I punti chiave del documento di orientamento sono i seguenti:

  1. Gli scambi devono essere registrati con BaFin.
  2. Gli scambi devono essere conformi ai requisiti antiriciclaggio (AML) di BaFin.
  3. Le borse devono essere conformi ai requisiti di negoziazione di titoli di BaFin.
  4. Gli scambi devono garantire che i propri clienti siano adeguatamente protetti.
  5. Gli scambi devono divulgare i propri termini e condizioni ai propri clienti.
  6. Le borse devono adottare misure per prevenire gli abusi di mercato.
  7. Gli scambi devono garantire che i loro sistemi siano sicuri.
  8. Gli scambi devono condurre valutazioni del rischio regolari.
  9. Gli scambi devono segnalare qualsiasi attività sospetta a BaFin.

BaFin conferma che le criptovalute sono strumenti finanziari ai sensi della legge tedesca sul commercio di titoli (Wertpapierhandelsgesetz, WpHG). Ciò significa che l'offerta e la vendita di criptovalute e il loro trading sono soggette al WpHG.

Le criptovalute sono soggette agli stessi requisiti normativi degli altri strumenti finanziari.

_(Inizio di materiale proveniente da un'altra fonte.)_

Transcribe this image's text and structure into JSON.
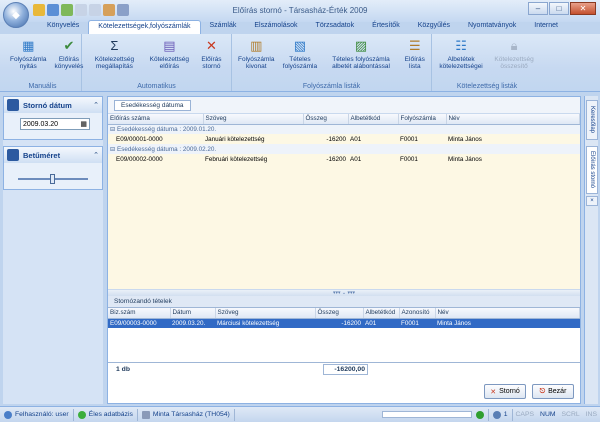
{
  "window": {
    "title": "Előírás stornó - Társasház-Érték 2009"
  },
  "tabs": [
    "Könyvelés",
    "Kötelezettségek,folyószámlák",
    "Számlák",
    "Elszámolások",
    "Törzsadatok",
    "Értesítők",
    "Közgyűlés",
    "Nyomtatványok",
    "Internet"
  ],
  "ribbon": {
    "groups": [
      {
        "label": "Manuális",
        "buttons": [
          "Folyószámla nyitás",
          "Előírás könyvelés"
        ]
      },
      {
        "label": "Automatikus",
        "buttons": [
          "Kötelezettség megállapítás",
          "Kötelezettség előírás",
          "Előírás stornó"
        ]
      },
      {
        "label": "Folyószámla listák",
        "buttons": [
          "Folyószámla kivonat",
          "Tételes folyószámla",
          "Tételes folyószámla albetét alábontással",
          "Előírás lista"
        ]
      },
      {
        "label": "Kötelezettség listák",
        "buttons": [
          "Albetétek kötelezettségei",
          "Kötelezettség összesítő"
        ]
      }
    ]
  },
  "left": {
    "storno_title": "Stornó dátum",
    "storno_date": "2009.03.20",
    "font_title": "Betűméret",
    "font_level": 0.45
  },
  "grid": {
    "group_chip": "Esedékesség dátuma",
    "columns": [
      "Előírás száma",
      "Szöveg",
      "Összeg",
      "Albetétkód",
      "Folyószámla",
      "Név"
    ],
    "groups": [
      {
        "label": "Esedékesség dátuma : 2009.01.20.",
        "rows": [
          {
            "szam": "E09/00001-0000",
            "szoveg": "Januári kötelezettség",
            "osszeg": "-16200",
            "albetet": "A01",
            "folyo": "F0001",
            "nev": "Minta János"
          }
        ]
      },
      {
        "label": "Esedékesség dátuma : 2009.02.20.",
        "rows": [
          {
            "szam": "E09/00002-0000",
            "szoveg": "Februári kötelezettség",
            "osszeg": "-16200",
            "albetet": "A01",
            "folyo": "F0001",
            "nev": "Minta János"
          }
        ]
      }
    ]
  },
  "lower": {
    "title": "Stornózandó tételek",
    "columns": [
      "Biz.szám",
      "Dátum",
      "Szöveg",
      "Összeg",
      "Albetétkód",
      "Azonosító",
      "Név"
    ],
    "row": {
      "szam": "E09/00003-0000",
      "datum": "2009.03.20.",
      "szoveg": "Márciusi kötelezettség",
      "osszeg": "-16200",
      "albetet": "A01",
      "azon": "F0001",
      "nev": "Minta János"
    },
    "count": "1 db",
    "sum": "-16200,00"
  },
  "buttons": {
    "storno": "Stornó",
    "bezar": "Bezár"
  },
  "sidebar": {
    "tab1": "Keresőlap",
    "tab2": "Előírás stornó"
  },
  "status": {
    "user": "Felhasználó: user",
    "db": "Éles adatbázis",
    "house": "Minta Társasház (TH054)",
    "num": "1",
    "caps": "CAPS",
    "numlock": "NUM",
    "scrl": "SCRL",
    "ins": "INS"
  }
}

In particolare, ciò significa che le borse valori devono essere conformi ai requisiti della Direttiva MiFID II (Direttiva sui mercati degli strumenti finanziari II, compreso il prospetto e le regole di trasparenza).

BaFin conferma inoltre che le offerte iniziali di monete (ICO) sono soggette al WpHG. Ciò significa che le ICO devono rispettare il prospetto e le regole di trasparenza e che i token possono essere trattati come titoli.

Barinem Pene Verificato

Barry Pene è un severo ricercatore/copywriter blockchain. Barry fa trading di criptovalute dal 2017 e ha investito in questioni che metterebbero l'industria blockchain sul giusto piedistallo. L'esperienza di ricerca di Barry attraversa blockchain come tecnologia dirompente, DeFis, NFT, Web3 e riduzione dei livelli di consumo energetico del mining di criptovalute.